Deswegen wird das ja auch auf Cloudynights so strikt getrennt, weil es sonst zu, manche Leute nervenden, Vermischungen kommt.

Gruß
Peter
 
Zuletzt bearbeitet:
Hallo,


wäre vielleicht gut zu erfahren, wieso EAA für KW / @Sterno3000 der folgerichtige nächste Schritt ist?
Was sich KW / @Sterno3000 von EAA verspricht?

@AstroPZ
verständlich und nachvollziehbar :y:.
Im Grunde hat AstroPZ schon gut beschrieben:

"EAA ist für mich eine astronomische Beobachtungsart und keine reine Astrofotografie. Sie bedient sich der Technik und Geräte aus der Astrofotografie."
 
würde ich so sehen, die 2.9 my Pixel passen zu den kurzen Brennweiten.
 
Ich möchte, dass dieses Set möglichst kompakt und leicht ist da ich es auch als Reiseset nutzen möchte. Ein HEQ5 und ein 8 Zoll Newton wären da also für mich die falsche Wahl, vll später wenn ich mal richtig in die Astrofotografie einsteige.

Als Montur sollte es also ehr in richtung Skywatcher Star Adventurer GTI gehen. Gesteuert werden soll das ganze per AsiAir. Anders als bei meinem visuellen Set, möchte ich hier einen Refraktor nutzen, auch wenn diese teurer sind.

Jetzt stellt sich mir 2 Fragen: Welche Refraktor+Kamera Kombination und brauche ich eine Guidingcam ?.
Für EAA ist ein Öffnungsverhältnis von 1:2 bis 1:2.8 optimal (eher 1:2). Geeignet sind hier Kleinbildfotoobjektive von 14mm Brennweite bis 200mm Brennweite mit dem Vorteil der Wechselbarkeit. So ein 1:2-200er mit 10cm Öffnung wiegt allerdings schon etwa 2kg. Soll die Brennweite auf 400mm rauf, ist ein RASA8 die zur Zeit bei weitem beste Lösung. Der wiegt allerdings schon 2.5kg und hat die Größe eines C8, nur etwas länger. Dafür wird er so für die Kometenjagd vom österreichischen Kometen-"Jäger" sehr erfolgreich transportabel eingesetzt.

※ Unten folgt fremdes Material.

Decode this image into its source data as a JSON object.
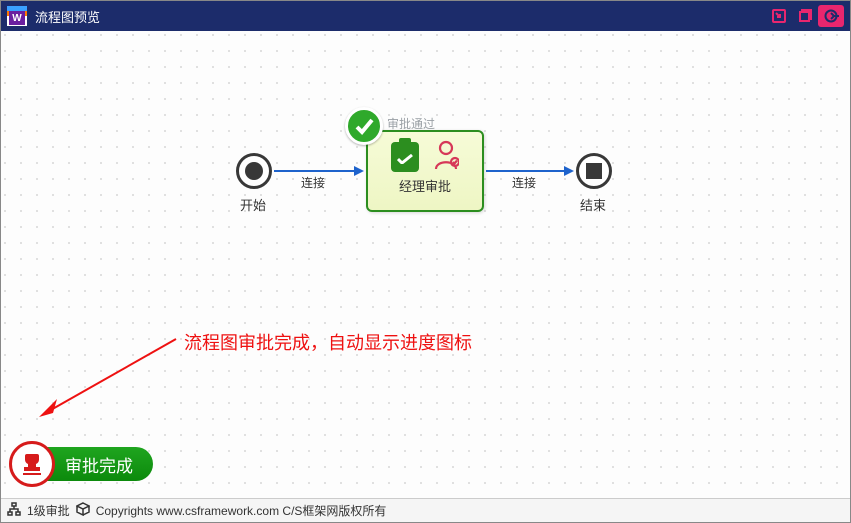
{
  "window": {
    "title": "流程图预览",
    "logo_letter": "W"
  },
  "nodes": {
    "start_label": "开始",
    "end_label": "结束",
    "task_label": "经理审批",
    "task_badge_label": "审批通过"
  },
  "edges": {
    "e1_label": "连接",
    "e2_label": "连接"
  },
  "annotation": {
    "text": "流程图审批完成，自动显示进度图标"
  },
  "stamp": {
    "text": "审批完成"
  },
  "statusbar": {
    "level": "1级审批",
    "copyright": "Copyrights www.csframework.com C/S框架网版权所有"
  }
}
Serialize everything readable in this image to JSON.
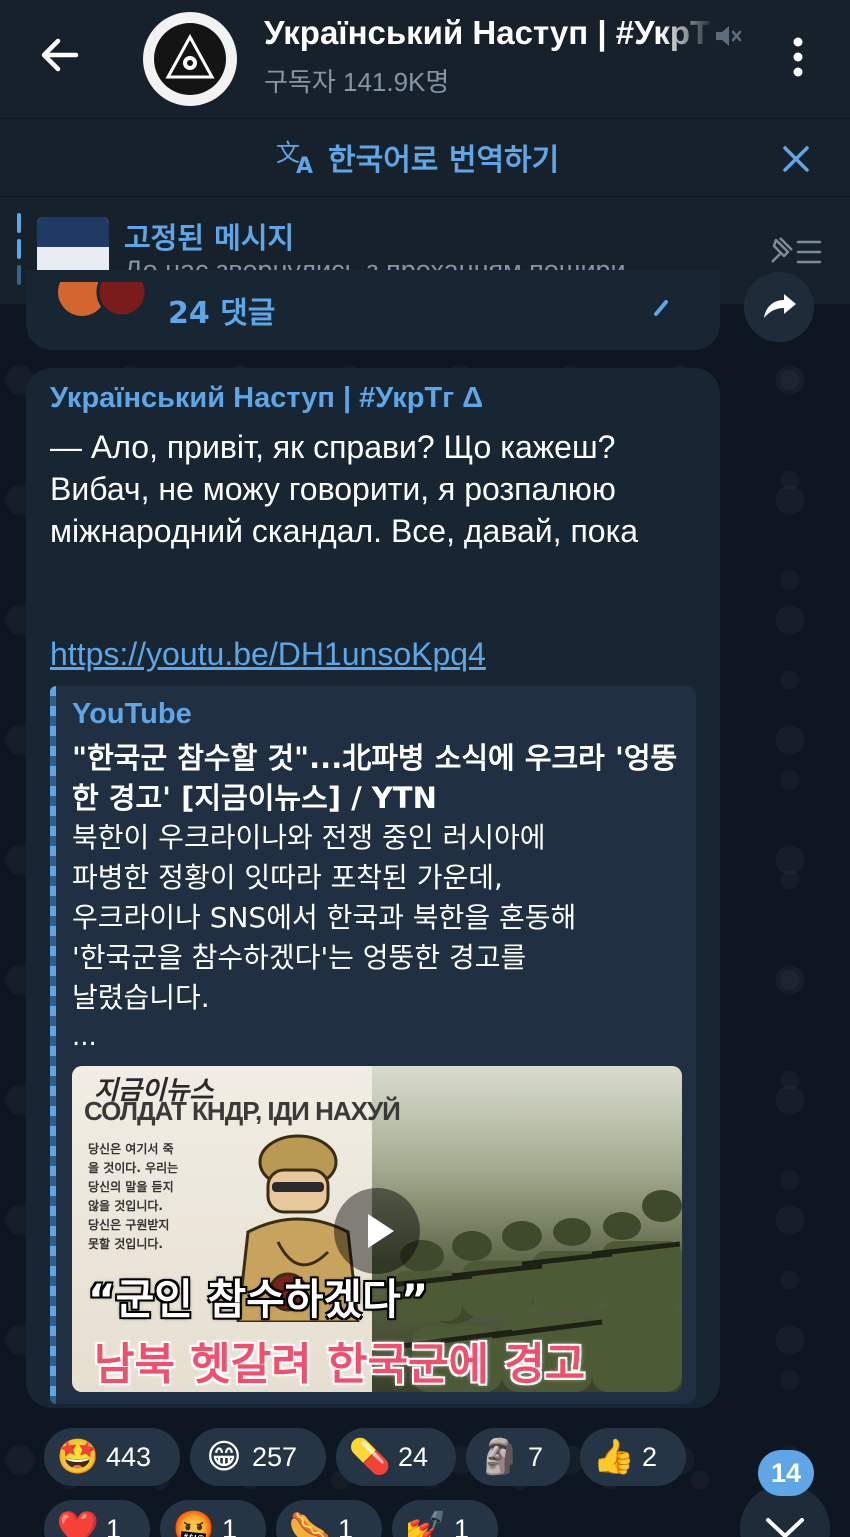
{
  "header": {
    "title": "Український Наступ | #УкрТг Δ",
    "subscribers": "구독자 141.9K명",
    "back_icon": "arrow-left-icon",
    "mute_icon": "muted-speaker-icon",
    "menu_icon": "more-vertical-icon"
  },
  "translate_bar": {
    "label": "한국어로 번역하기",
    "icon": "translate-icon",
    "close_icon": "close-icon"
  },
  "pinned": {
    "title": "고정된 메시지",
    "text": "До нас звернулись з проханням пошири…",
    "list_icon": "pinned-list-icon"
  },
  "previous_message": {
    "comments_label": "24 댓글"
  },
  "message": {
    "author": "Український Наступ | #УкрТг Δ",
    "text": "— Ало, привіт, як справи? Що кажеш? Вибач, не можу говорити, я розпалюю міжнародний скандал. Все, давай, пока",
    "link": "https://youtu.be/DH1unsoKpq4",
    "preview": {
      "site": "YouTube",
      "title": "\"한국군 참수할 것\"...北파병 소식에 우크라 '엉뚱한 경고' [지금이뉴스] / YTN",
      "description": "북한이 우크라이나와 전쟁 중인 러시아에\n파병한 정황이 잇따라 포착된 가운데,\n우크라이나 SNS에서 한국과 북한을 혼동해\n'한국군을 참수하겠다'는 엉뚱한 경고를\n날렸습니다.",
      "ellipsis": "...",
      "thumbnail": {
        "brand": "지금이뉴스",
        "cyrillic": "СОЛДАТ КНДР, ІДИ НАХУЙ",
        "comic_text": "당신은 여기서 죽\n을 것이다. 우리는\n당신의 말을 듣지\n않을 것입니다.\n당신은 구원받지\n못할 것입니다.",
        "quote": "“군인 참수하겠다”",
        "headline": "남북 헷갈려 한국군에 경고"
      }
    }
  },
  "reactions": [
    {
      "emoji": "🤩",
      "count": "443"
    },
    {
      "emoji": "😁",
      "count": "257"
    },
    {
      "emoji": "💊",
      "count": "24"
    },
    {
      "emoji": "🗿",
      "count": "7"
    },
    {
      "emoji": "👍",
      "count": "2"
    },
    {
      "emoji": "❤️",
      "count": "1"
    },
    {
      "emoji": "🤬",
      "count": "1"
    },
    {
      "emoji": "🌭",
      "count": "1"
    },
    {
      "emoji": "💅",
      "count": "1"
    }
  ],
  "unread_count": "14",
  "colors": {
    "accent": "#5fa6e6",
    "header_bg": "#17212b",
    "bubble_bg": "#182533",
    "chat_bg": "#0e1621"
  }
}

Jetzt ist noch eine Filterschublade für ein Triband-Filter (zumindest für H2,O3) und eine geeignete Kamera wie die ZWO ASI2600MC Duo erforderlich. Hier ist die Guidingkamera bereits includiert.

Eine solche Kamera-Optik-Kombination erlaubt sowohl EAA als auch Astrofotographie. Wird die Signalverstärkung der Kamera hochgedreht, so erhält man selbst bei Belichtungszeiten im Sekundenbereich Bilder mit allen visuell in üblichen Amateurteleskopen sichtbaren Nebelanteilen am Himmel. Allerdings muss man am PC-Monitor oder Tablet dann mit einem überlagerten Rauschsignal vorlieb nehmen. Auf diese Weise mache ich selber schon lange EAA, selbst ohne die Live-Stackingfunktion von Sharpcap benutzen zu müssen.

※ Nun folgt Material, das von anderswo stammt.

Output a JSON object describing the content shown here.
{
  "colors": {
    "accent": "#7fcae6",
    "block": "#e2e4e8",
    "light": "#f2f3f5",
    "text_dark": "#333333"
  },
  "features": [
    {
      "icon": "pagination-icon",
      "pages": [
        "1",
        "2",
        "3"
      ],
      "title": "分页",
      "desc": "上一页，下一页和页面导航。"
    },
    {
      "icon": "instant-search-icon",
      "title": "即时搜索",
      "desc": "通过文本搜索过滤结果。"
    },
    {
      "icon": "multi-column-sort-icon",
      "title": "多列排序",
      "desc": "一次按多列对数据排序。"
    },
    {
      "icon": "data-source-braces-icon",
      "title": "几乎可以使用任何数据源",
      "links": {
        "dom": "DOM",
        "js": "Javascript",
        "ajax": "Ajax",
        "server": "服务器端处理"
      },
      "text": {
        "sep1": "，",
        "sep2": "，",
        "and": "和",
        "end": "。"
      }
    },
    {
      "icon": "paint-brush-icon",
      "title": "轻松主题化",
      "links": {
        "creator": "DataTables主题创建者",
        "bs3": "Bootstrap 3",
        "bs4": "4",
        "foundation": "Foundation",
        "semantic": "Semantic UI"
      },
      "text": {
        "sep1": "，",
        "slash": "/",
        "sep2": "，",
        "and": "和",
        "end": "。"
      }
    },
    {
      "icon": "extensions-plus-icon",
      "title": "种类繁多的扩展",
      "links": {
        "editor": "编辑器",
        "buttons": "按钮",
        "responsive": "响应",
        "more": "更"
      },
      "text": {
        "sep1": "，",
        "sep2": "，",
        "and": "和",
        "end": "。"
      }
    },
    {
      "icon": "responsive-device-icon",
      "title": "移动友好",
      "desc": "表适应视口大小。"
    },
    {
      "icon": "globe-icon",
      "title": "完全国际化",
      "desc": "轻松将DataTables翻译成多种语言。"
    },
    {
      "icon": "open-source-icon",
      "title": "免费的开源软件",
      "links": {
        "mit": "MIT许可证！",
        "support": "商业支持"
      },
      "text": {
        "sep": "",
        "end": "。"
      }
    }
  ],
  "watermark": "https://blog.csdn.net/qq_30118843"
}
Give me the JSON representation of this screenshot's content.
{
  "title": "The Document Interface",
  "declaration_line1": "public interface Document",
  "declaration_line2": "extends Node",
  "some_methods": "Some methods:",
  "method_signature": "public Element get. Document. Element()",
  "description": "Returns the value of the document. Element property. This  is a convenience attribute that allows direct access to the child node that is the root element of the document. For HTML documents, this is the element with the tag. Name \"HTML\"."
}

Dreht man hingegen die Signalverstärkung auf 100 zurück und die Belichtungszeit auf 30sec bis 3min hoch, betreibt man Astrofotografie. Das Rauschsignal ist so am Monitor schon bei den Einzelaufnahmen kaum mehr auffällig und nach dem Stacking der Einzelbilder weg. Allerdings wird bei den meisten Motierungen dann eben Guiding notwendig.

Man kann jede äquatorial aufgestellte Montierung verwenden, die einen Nachführmotor hat und sicherheitshalber mindestens 5kg trägt.
An Stelle einer Goto-Funktion kann man auch gut und gerne die Starsenseapp am Smartphone mit einer Halterung mit Umlenkspiegel verwenden. Hier verwenden wir diese Einstellmethode sogar bei einem RASA36 auf einer Sideres85-Montierung (100kg Tragkraft), freilich stationär.